I once worked on a system where one module was developed outside using Linux/x86 systems, brought in-house, and compiled for Linux/PowerPC. We thought we had been careful in the specifications: avoid endianness assumptions, limit memory footprint, and assume a hefty derating for the slower PowerPC used in the real system. Things looked good in initial testing, but when we started internal dogfooding the PowerPC performance dropped off the proverbial cliff. An operation that took 100 msec on the x86 development system and 300 msec during initial PowerPC testing regressed to an astonishing 45 seconds in the dogfood deployment.
The cause of this disparity was the data cache. For reasons unclear this code iterated through its configuration many, many times. On x86 the various levels of D$ comprise several megabytes, but the PowerPC had only 16K. As the dogfooding progressed and the config grew it resulted in unbelievable cache thrashing and a 2.5 order of magnitude performance drop.

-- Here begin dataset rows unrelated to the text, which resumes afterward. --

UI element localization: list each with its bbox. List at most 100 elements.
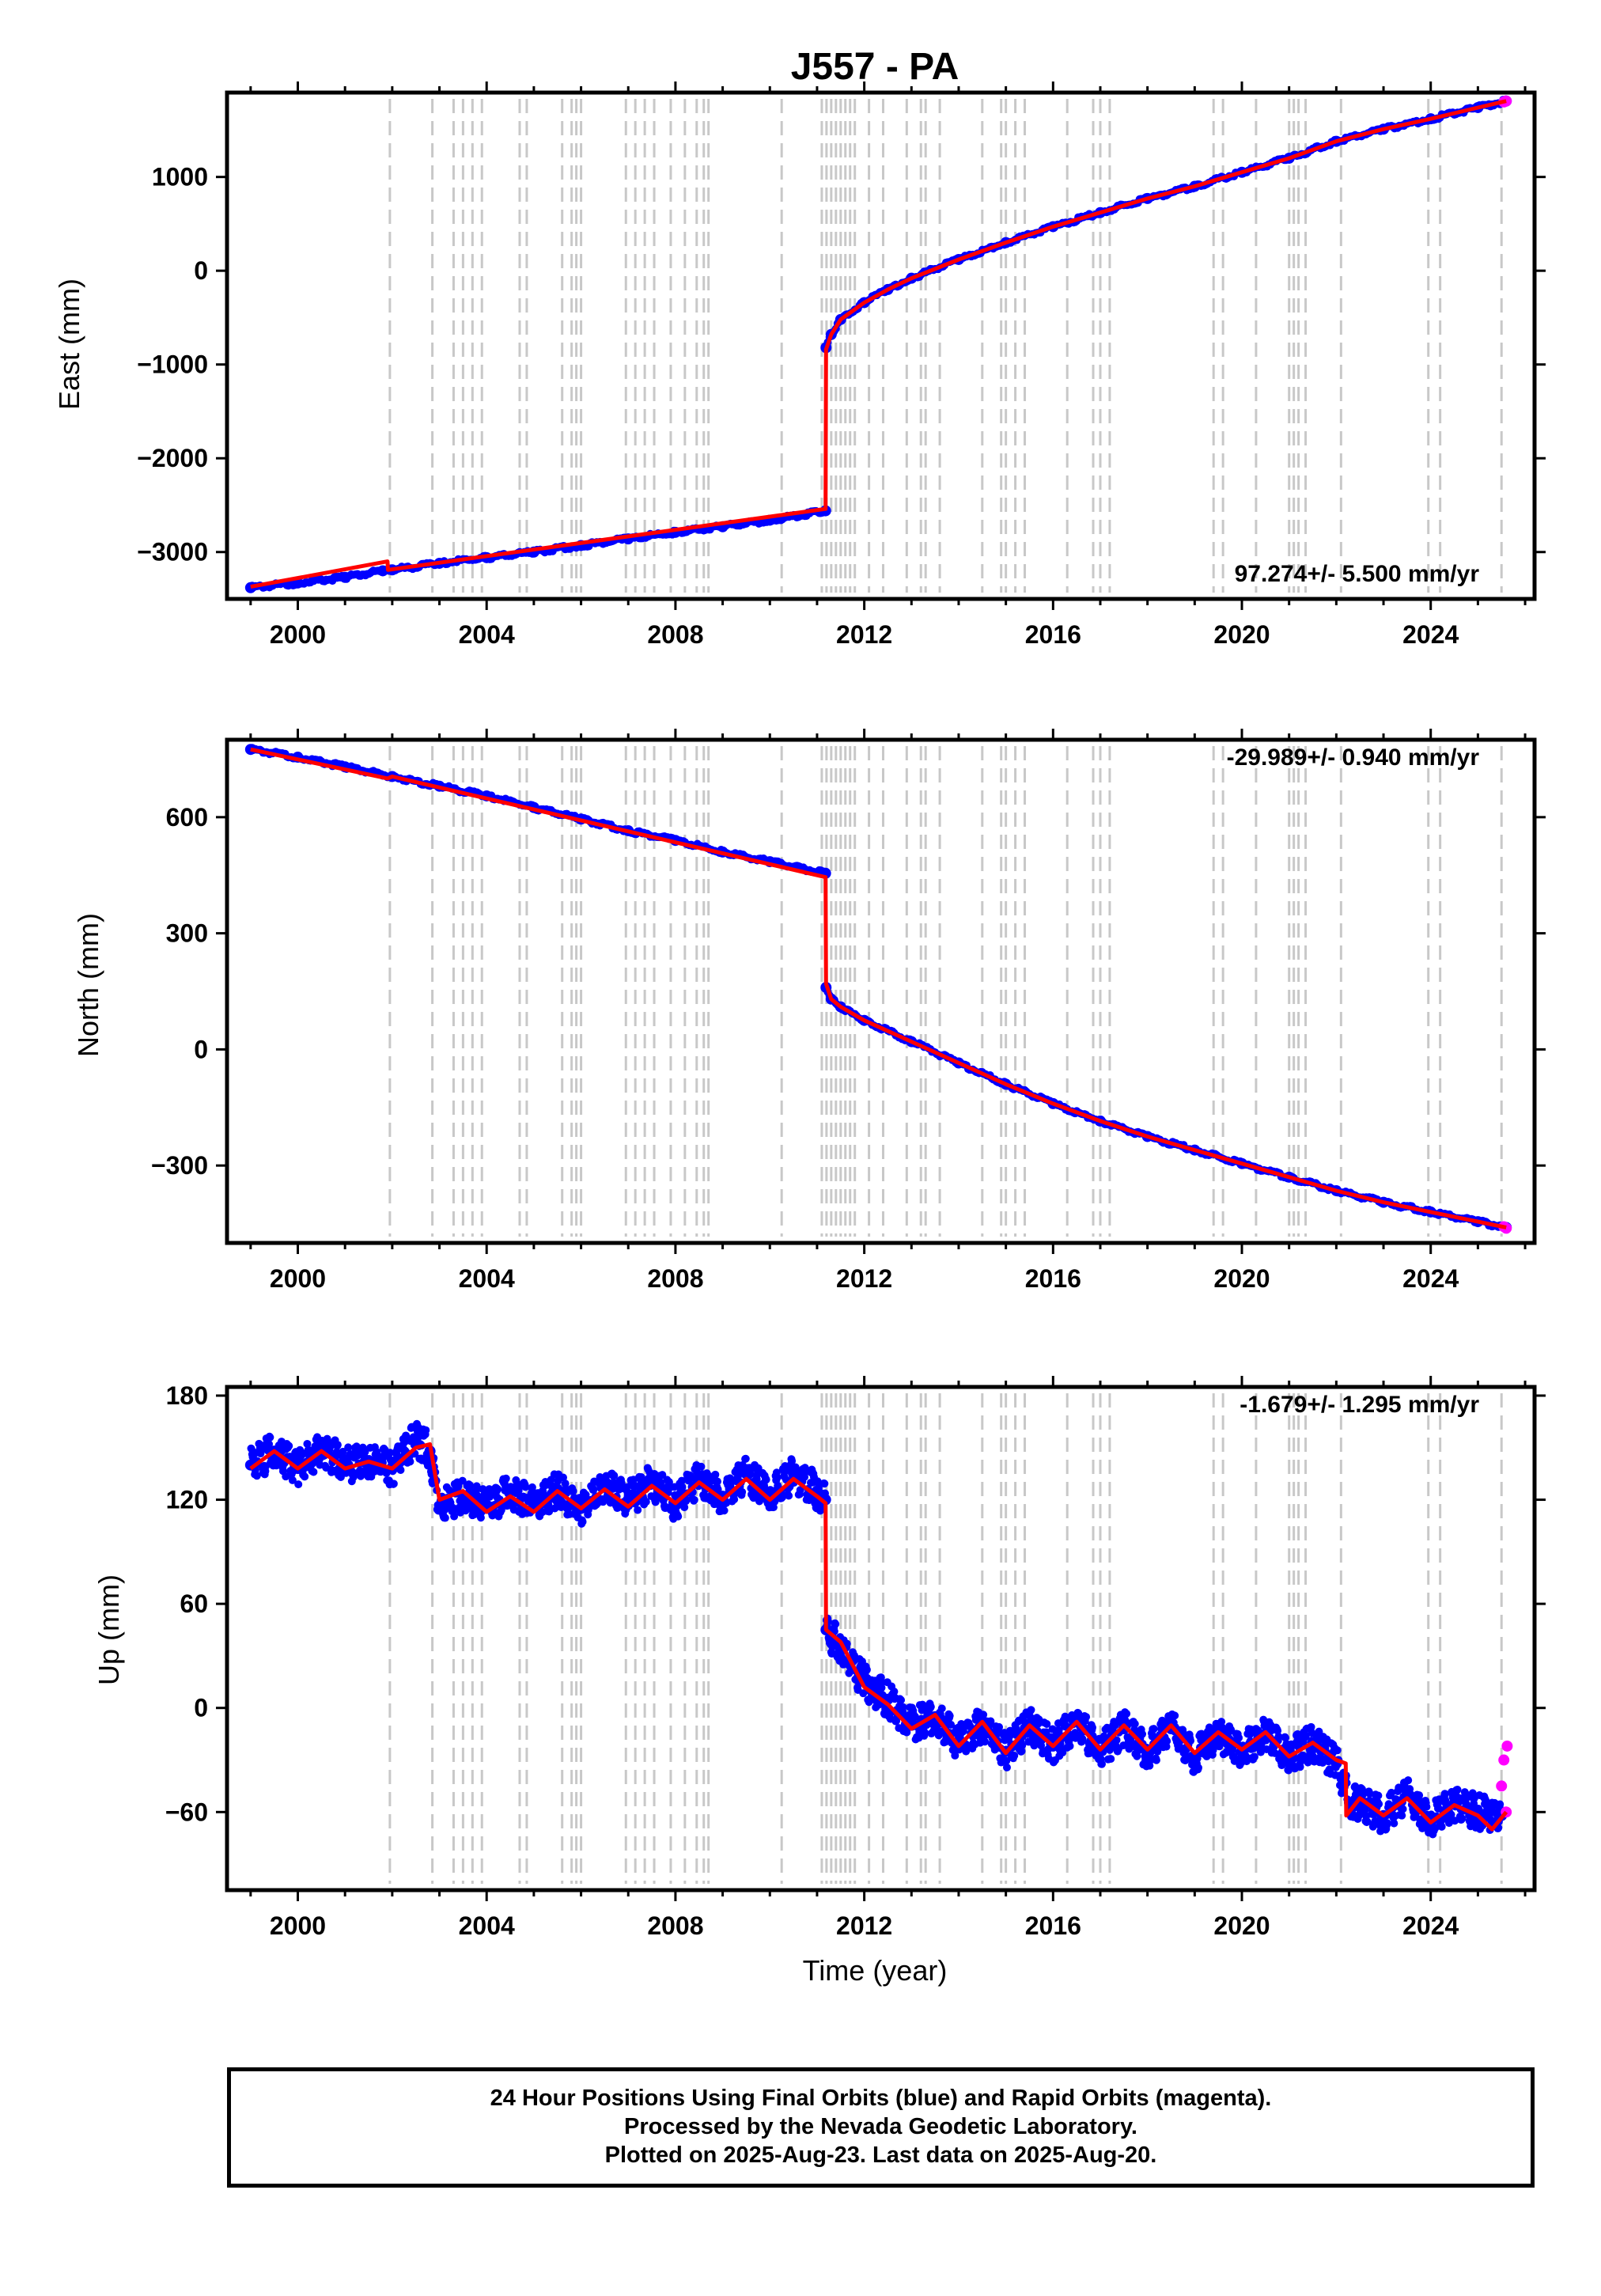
north-ytick-label-0: −300 — [151, 1151, 208, 1180]
up-point-fill — [1097, 1760, 1106, 1768]
up-point-fill — [1152, 1756, 1160, 1764]
east-frame — [225, 90, 1537, 601]
up-point-fill — [581, 1491, 590, 1499]
up-point-fill — [690, 1495, 698, 1504]
east-xtick-label-2: 2008 — [647, 620, 703, 649]
up-rate-label: -1.679+/- 1.295 mm/yr — [1240, 1392, 1479, 1418]
up-xtick-label-6: 2024 — [1402, 1911, 1459, 1940]
up-point-fill — [1194, 1764, 1202, 1772]
up-point-fill — [713, 1485, 722, 1494]
up-point-fill — [773, 1473, 782, 1482]
up-point-fill — [1017, 1747, 1026, 1756]
up-point-fill — [746, 1470, 755, 1479]
north-ylabel: North (mm) — [72, 913, 104, 1057]
up-xtick-label-3: 2012 — [836, 1911, 892, 1940]
up-point-fill — [1235, 1733, 1243, 1742]
up-point-fill — [788, 1457, 797, 1465]
up-point-fill — [1122, 1709, 1131, 1718]
up-ylabel: Up (mm) — [93, 1574, 125, 1685]
up-point-fill — [842, 1639, 851, 1648]
up-ytick-label-2: 60 — [180, 1589, 208, 1618]
up-point-fill — [674, 1512, 683, 1521]
up-point-fill — [951, 1751, 959, 1760]
up-point-fill — [386, 1449, 395, 1457]
footer-line-2: Processed by the Nevada Geodetic Laborat… — [624, 2114, 1137, 2139]
east-ytick-label-0: −3000 — [137, 538, 208, 566]
up-point-fill — [697, 1462, 706, 1471]
up-point-fill — [406, 1457, 414, 1466]
up-point-fill — [265, 1440, 274, 1449]
up-point-fill — [959, 1726, 967, 1735]
up-point-fill — [285, 1442, 293, 1450]
up-point-fill — [354, 1451, 362, 1460]
north-xtick-label-1: 2004 — [459, 1264, 515, 1293]
up-point-fill — [423, 1461, 432, 1470]
footer-line-3: Plotted on 2025-Aug-23. Last data on 202… — [604, 2143, 1157, 2168]
up-point-fill — [862, 1665, 871, 1674]
up-point-fill — [1171, 1711, 1179, 1720]
up-point-fill — [1390, 1819, 1399, 1828]
up-point-fill — [589, 1485, 598, 1494]
up-point-fill — [465, 1481, 474, 1490]
east-model-line — [250, 99, 1507, 589]
up-point-fill — [937, 1704, 946, 1713]
up-panel: Up (mm) -1.679+/- 1.295 mm/yr −60 0 60 120 1… — [93, 1376, 1546, 1940]
east-panel: East (mm) 97.274+/- 5.500 mm/yr −3000 −20… — [53, 81, 1546, 649]
east-ytick-label-2: −1000 — [137, 350, 208, 379]
up-point-fill — [634, 1506, 642, 1514]
up-point-fill — [1399, 1805, 1407, 1813]
up-point-fill — [402, 1431, 411, 1440]
north-xtick-label-6: 2024 — [1402, 1264, 1459, 1293]
up-point-fill — [545, 1507, 554, 1516]
footer-line-1: 24 Hour Positions Using Final Orbits (bl… — [490, 2086, 1272, 2111]
east-ytick-label-3: 0 — [194, 256, 208, 285]
up-point-fill — [910, 1712, 919, 1721]
up-point-0 — [1496, 1780, 1508, 1792]
up-point-fill — [361, 1448, 369, 1457]
up-point-fill — [332, 1448, 341, 1457]
up-point-fill — [720, 1506, 729, 1515]
up-point-fill — [1422, 1802, 1431, 1811]
up-point-fill — [569, 1487, 577, 1495]
up-point-fill — [1250, 1752, 1258, 1761]
up-point-fill — [389, 1480, 398, 1488]
up-point-fill — [1149, 1725, 1158, 1733]
up-point-fill — [831, 1620, 840, 1628]
up-point-fill — [1374, 1791, 1383, 1800]
up-point-fill — [903, 1728, 911, 1737]
east-ytick-label-1: −2000 — [137, 444, 208, 472]
east-point-1 — [1501, 95, 1512, 107]
up-point-fill — [559, 1473, 568, 1482]
up-xtick-label-1: 2004 — [459, 1911, 515, 1940]
up-point-fill — [1043, 1719, 1051, 1728]
up-point-fill — [1054, 1726, 1063, 1734]
up-point-fill — [762, 1476, 770, 1484]
north-xtick-label-0: 2000 — [270, 1264, 326, 1293]
up-point-fill — [1375, 1800, 1383, 1809]
up-point-fill — [947, 1720, 956, 1729]
north-series-final — [244, 744, 1512, 1233]
up-point-fill — [642, 1498, 650, 1506]
up-point-fill — [1042, 1728, 1050, 1737]
up-point-fill — [1333, 1746, 1342, 1755]
up-point-fill — [294, 1480, 303, 1489]
east-series-final — [244, 95, 1512, 593]
up-point-fill — [617, 1478, 626, 1487]
east-xtick-label-0: 2000 — [270, 620, 326, 649]
up-point-fill — [1002, 1763, 1011, 1771]
north-ytick-label-3: 600 — [166, 803, 208, 832]
up-point-fill — [1065, 1741, 1074, 1750]
up-point-fill — [678, 1483, 687, 1491]
up-point-fill — [1058, 1749, 1067, 1757]
up-point-fill — [1082, 1713, 1091, 1722]
north-model-line — [250, 747, 1507, 1229]
up-point-fill — [1437, 1822, 1446, 1831]
up-point-fill — [979, 1711, 988, 1719]
up-point-fill — [1107, 1755, 1115, 1764]
up-point-fill — [738, 1487, 747, 1496]
east-ylabel: East (mm) — [53, 278, 85, 410]
up-ytick-label-0: −60 — [165, 1798, 208, 1826]
plot-title: J557 - PA — [791, 46, 959, 88]
east-xtick-label-1: 2004 — [459, 620, 515, 649]
up-xtick-label-2: 2008 — [647, 1911, 703, 1940]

Several years ago Ulrich Drepper wrote an excellent paper about all things related to memory in modern system architectures, especially x86 but relevant everywhere. It is a long read, but very worthwhile. The complete paper is available as a PDF from his site, and it was also serialized in articles on LWN.
- Introduction
- CPU caches
- Virtual memory
- NUMA systems - local versus remote references
- What programmers can do - cache optimization
- What programmers can do - multi-threaded optimizations
- Memory performance tools
- Future technologies
- Appendices and bibliography
I downloaded the PDF and read it over the course of a few weeks. I strongly recommend this paper, the information content is very high.